Как-то в выходной день Семка пошел опять к талицкой церкви. Сел на косогор, стал внимательно смотреть на нее. Тишина и покой кругом. Тихо в деревне. И стоит в зелени белая красавица — столько лет стоит! — молчит. Много-много раз видела она, как восходит и заходит солнце, полоскали ее дожди, заносили снега… Но вот — стоит. Кому на радость? Давно уж истлели в земле строители ее, давно стала прахом та умная голова, что задумала ее такой, и сердце, которое волновалось и радовалось, давно есть земля, горсть земли. О чем же думал тот неведомый мастер, оставляя после себя эту светлую каменную сказку? Бога ли он величил или себя хотел показать? Но кто хочет себя показать, тот не забирается далеко, тот норовит поближе к большим дорогам или вовсе на людную городскую площадь — там заметят. Этого заботило что-то другое — красота, что ли? Как песню спел человек, и спел хорошо. И ушел. Зачем надо было? Он сам не знал. Так просила душа. Милый, дорогой человек!.. Не знаешь, что и сказать тебе — туда, в твою черную жуткую тьму небытия, — не услышишь. Да и что тут скажешь? Ну — хорошо, красиво, волнует, радует… Разве в этом дело? Он и сам радовался, и волновался, и понимал, что — красиво. Что?.. Ничего. Умеешь радоваться — радуйся, умеешь радовать — радуй… Не умеешь — воюй, командуй или что-нибудь такое делай — можно разрушить вот эту сказку: подложить пару килограммов динамита — дроболызнет, и все дела. Каждому свое.
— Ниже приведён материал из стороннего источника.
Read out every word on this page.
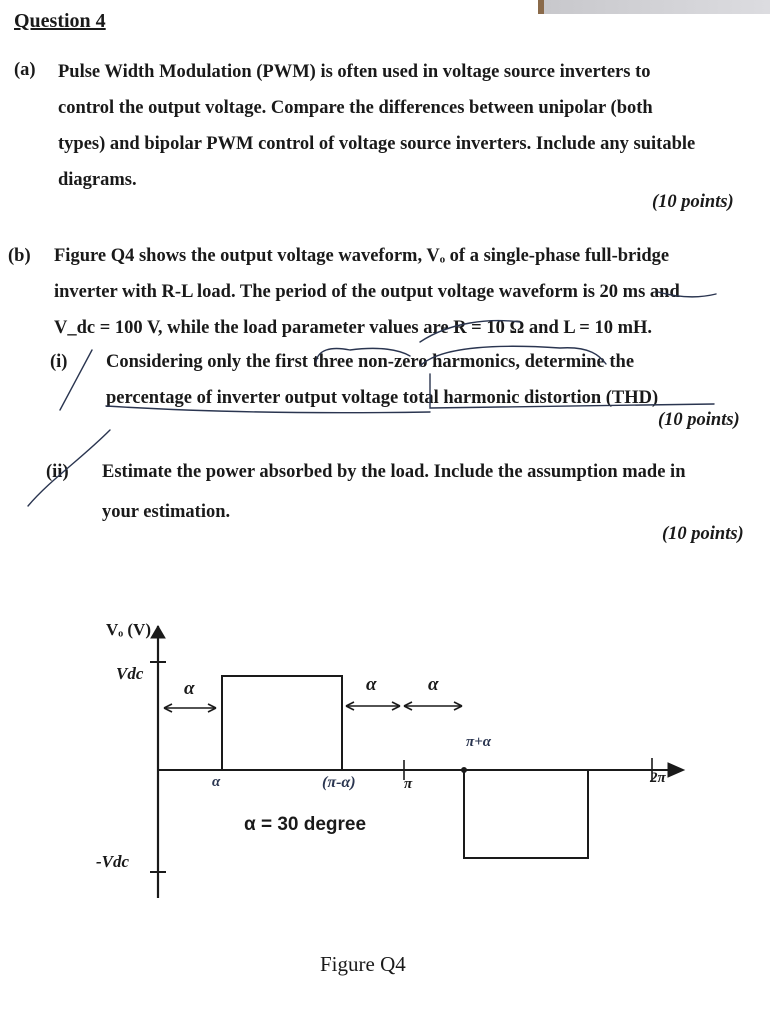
Question 4
(a) Pulse Width Modulation (PWM) is often used in voltage source inverters to
control the output voltage. Compare the differences between unipolar (both
types) and bipolar PWM control of voltage source inverters. Include any suitable
diagrams.
(10 points)
(b) Figure Q4 shows the output voltage waveform, Vₒ of a single-phase full-bridge
inverter with R-L load. The period of the output voltage waveform is 20 ms and
V_dc = 100 V, while the load parameter values are R = 10 Ω and L = 10 mH.
(i) Considering only the first three non-zero harmonics, determine the
percentage of inverter output voltage total harmonic distortion (THD)
(10 points)
(ii) Estimate the power absorbed by the load. Include the assumption made in
your estimation.
(10 points)
Vₒ (V)
Vdc
-Vdc
α	α	α
π	2π
α	(π-α)
π+α
α = 30 degree
Figure Q4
Смотрел, смотрел Семка и заметил: четыре камня вверху, под карнизом, не такие, как все, — блестят. Подошел поближе, всмотрелся — да, тот мастер хотел, видно, отшлифовать всю стену. А стена — восточная, и если бы он довел работу до конца, то при восходе солнца (оно встает из-за косогора) церковка в ясные дни загоралась бы с верхней маковки и постепенно занималась бы светлым огнем вся, во всю стену — от креста до фундамента. И он начал эту работу, но почему-то бросил, — может, тот, кто заказывал и давал деньги, сказал: «Ладно, и так сойдет».